Saturday, February 16, 2013

Skiing Vaykay

I'm in Lake Placid, NY right now, for a winter sports-type vacation. This is one of my favorite places on earth, so just being here makes me happy.

One centerpiece of a Lake Placid visit is skiing at Whiteface Mountain. As a ski area, Whiteface is a very mixed bag. Conditions are very unpredictable and there's always a search (shopping, as one gondola-mate called it) for a trail with good snow or even the paces within a given trail with good snow. On the other hand, it's friendly and unslick. I like it there.

Today is the first day of a holiday weekend. It's nice out today and it's supposed to be dreadfully cold tomorrow, so Whiteface is overrun. I managed to get myself up the mountain on the gondola (whose relationship to the traditional Italian gondolas is mysterious to me) and then decided that I would try to stay on the upper part of the mountain for as long a possible.

This requires skiing halfway down from the top and then taking another lift back up.

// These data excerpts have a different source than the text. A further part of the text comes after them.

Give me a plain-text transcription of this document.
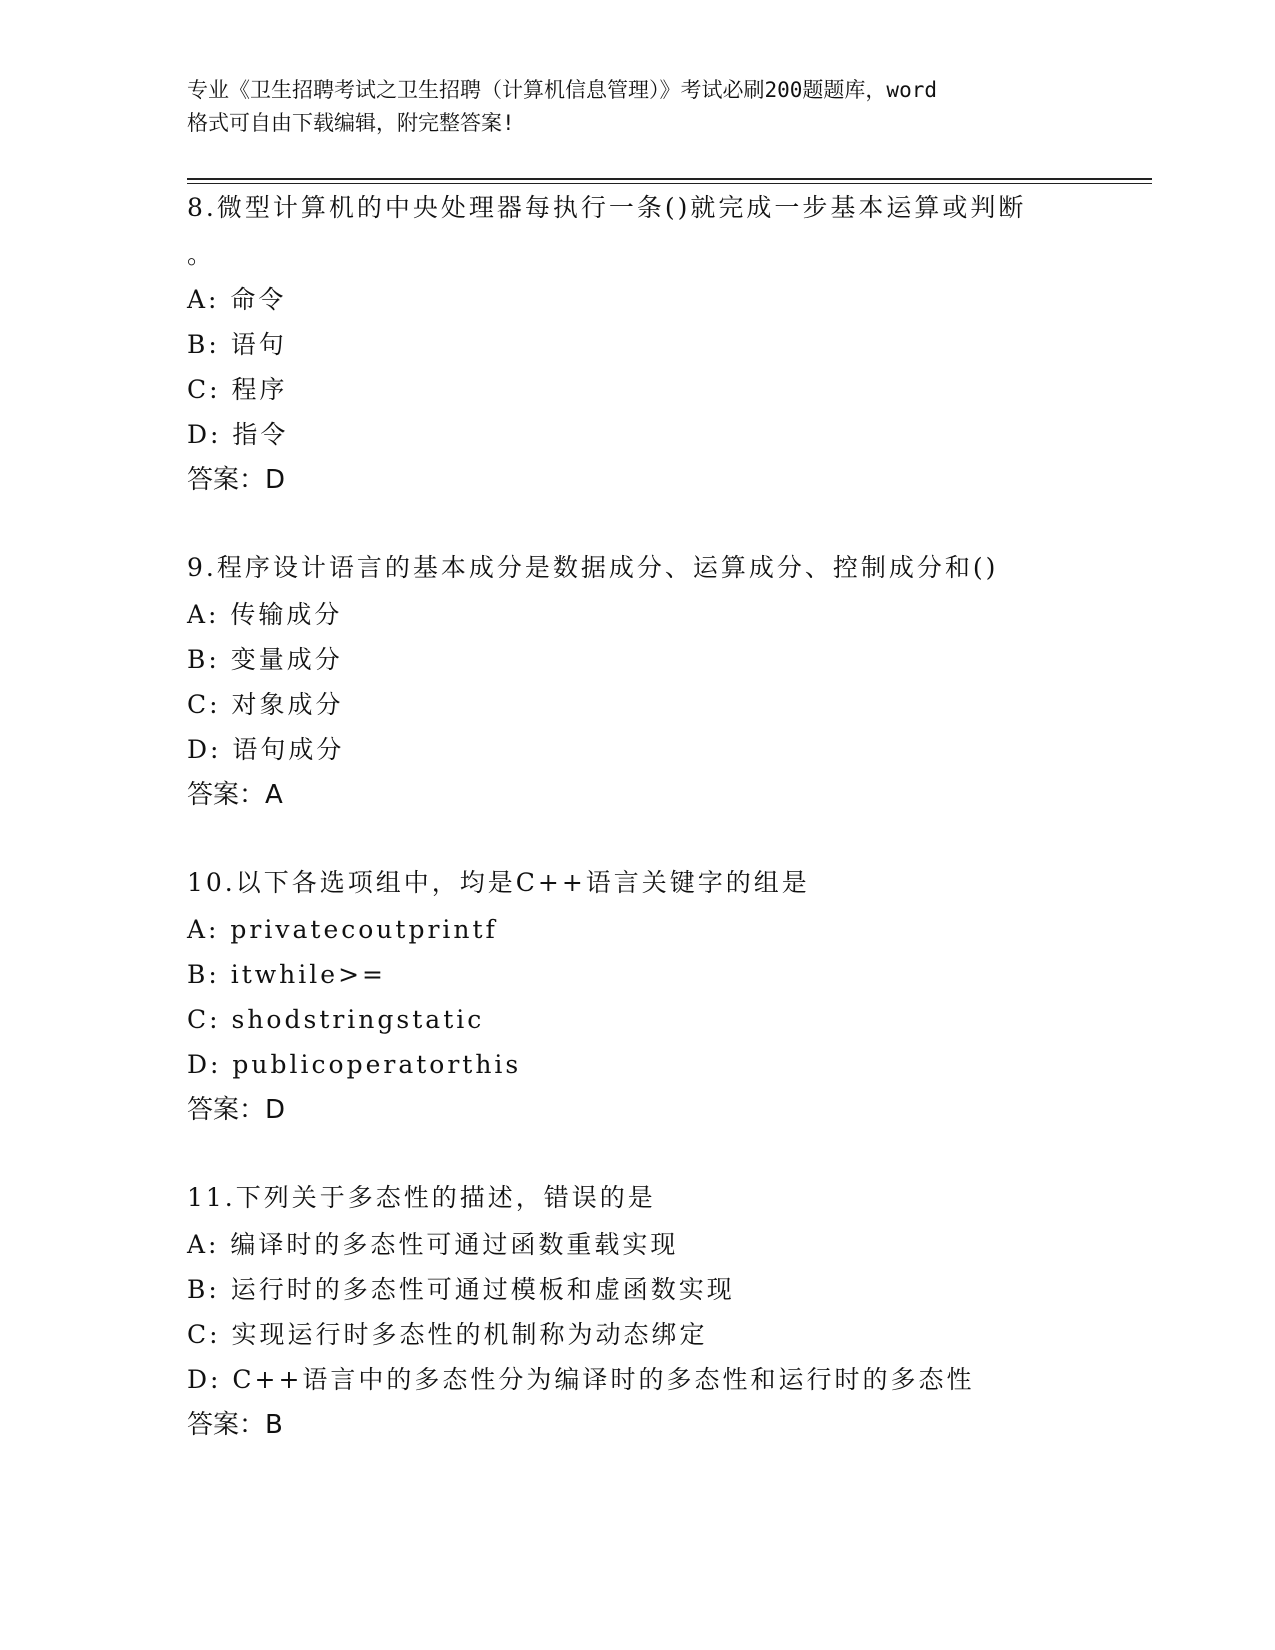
专业《卫生招聘考试之卫生招聘（计算机信息管理）》考试必刷200题题库，word
格式可自由下载编辑，附完整答案!
8.微型计算机的中央处理器每执行一条()就完成一步基本运算或判断
。
A: 命令
B: 语句
C: 程序
D: 指令
答案：D
9.程序设计语言的基本成分是数据成分、运算成分、控制成分和()
A: 传输成分
B: 变量成分
C: 对象成分
D: 语句成分
答案：A
10.以下各选项组中，均是C++语言关键字的组是
A: privatecoutprintf
B: itwhile>=
C: shodstringstatic
D: publicoperatorthis
答案：D
11.下列关于多态性的描述，错误的是
A: 编译时的多态性可通过函数重载实现
B: 运行时的多态性可通过模板和虚函数实现
C: 实现运行时多态性的机制称为动态绑定
D: C++语言中的多态性分为编译时的多态性和运行时的多态性
答案：B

The first time I did this, I went to the summit, Big Whiteface as it's called. I had heard talk that a trail called Upper Cloudspin, a wide, steep expert slope, had very good snow. This happens on that particular slope for a few days each season. The rest of the time the snow all blows off and you're left with a sheet of, if not glare ice, tightly packed ice crystals.

So I'm on the lift thinking about whether or not to take this slope, which I've taken maybe 3 times before over the course of 10 years, and I began weighing the pros and cons. It occurred to me that when I usually do this, part of the process is "Well, what's the worst that can happen?" However, the answer to this is seldom "gruesome injury up to and including painful death," as it was in this case, so I decided to pass.

I still couldn't resist the opportunity to look over the side as I slid past, but in not watching where I was going, I caught a ski on a hose leading to a snowmaker and lost my balance. I started skiing over the top of a guy's skis, which is a major faux pas in these circles, and to keep myself from continuing, off balance, down the slope I was trying to avoid I elected to fall over. I know, it's rare when falling over is the preferred alternative but this was one of those case. The guy who I skied over fell down too. I apologized profusely, to which he only responded, "That probably means you shouldn't be skiing this slope." I replied, "No kidding" and slid away.

The rest of the day was uneventful, though it made it clear to me that I need a lesson or two next time I ski, because I've lost some of my edge, so to speak, after skiing very little the past 2 years. After returning to the hotel room we went to one of my favorite things, The Lake Placid Toboggan Chute and did a couple of runs there. Even though we could have then gone snow tubing, I decided not to go for the sliding-down-frozen-things trifecta, at least for today.